I don't chat, text, or tweet. I don't have a land line any more. Only a few
people have my cell phone #. My office phone goes directly to voice mail.

But email is a different story. I don't have instant notification, so it
doesn't interrupt me. I check it when I'm ready and I respond quickly,
sometimes immediately, almost always within 24 hours. Modern spam filters have
made this a breeze.

I bet about half the people I know I have never met, I don't know what they
look like, and I've never heard their voice. But we have conducted so much
business by email that I feel that I still know them well.

I remember that before email, getting something done was as much a matter of
managing interruptions as focusing on the task at hand.

But email has helped me to once again become the master of my own time.
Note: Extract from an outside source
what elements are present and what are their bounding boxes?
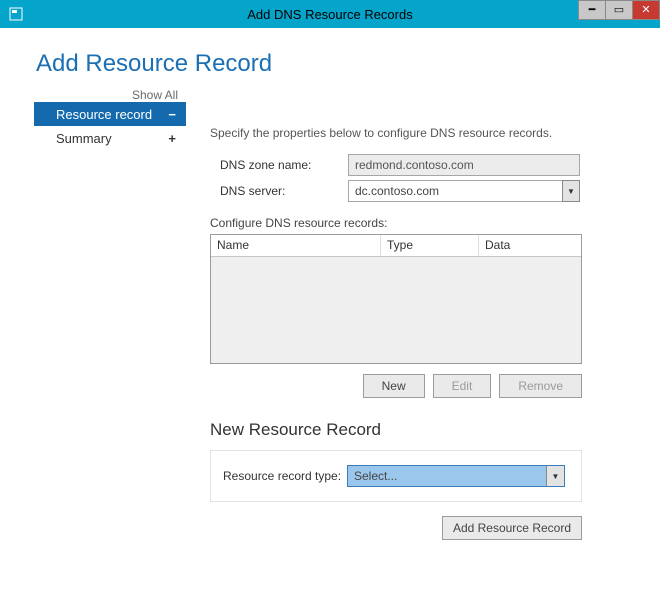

I
can't imagine getting much done any other way.

[I love hearing from all hn'ers by email. You will get a reply. And you can
sign your email any way you want.]

------
ireadzalot
I agree with the signature part in emails where people talk about "Please
think about the environment before printing this email." And some people have
some grand quotes of this and that. My college's admin staff were notorious
for doing this.

I find that utterly annoying.

------
jarek
Why the author is starting to hate email: problems exist between keyboard and
chair.

------
GrandMasterBirt
\- I print emails, when they contain some information I will need while say
driving somewhere.

\- I use colors which help with Question / Answer situations.

\- I use single letter sign offs when on a cellphone responding.

\- I use some txt speach when on a cellphone, not too crazy because sometimes
thinking of a clever abbreviation is more painful than just writing the damn
word out, also autocomplete helps. I also explicitly tell people that "u" is
ok or "ur" or "k" or something in that nature, but things I can't figure out
within 20 seconds are not.

So yea, reply to shitty txt speach "I dont get it, please say again without
abbreviations" it annoys because they have to send it twice.

Reply to a shitty colored email with a massively colored one.

Single letter signoffs... wait what bothers you about this?

------
ergo98
>I used to be a big offender in this area, but am a true convert that if you
can say something on the phone or face to face, then you should do it. Only
use email to communicate when you need some kind of record, or cannot deal
with it verbally otherwise.

You _always_ want "some kind of record". A record isn't a "ha ha, told you so"
thing, but it keeps communications accurate and accountable. We've all dealt
with situations where FUBARs happened because verbal communications were
misinterpreted, or people simply lied because they knew there was little
accountability.

------
seasoup
Starting to?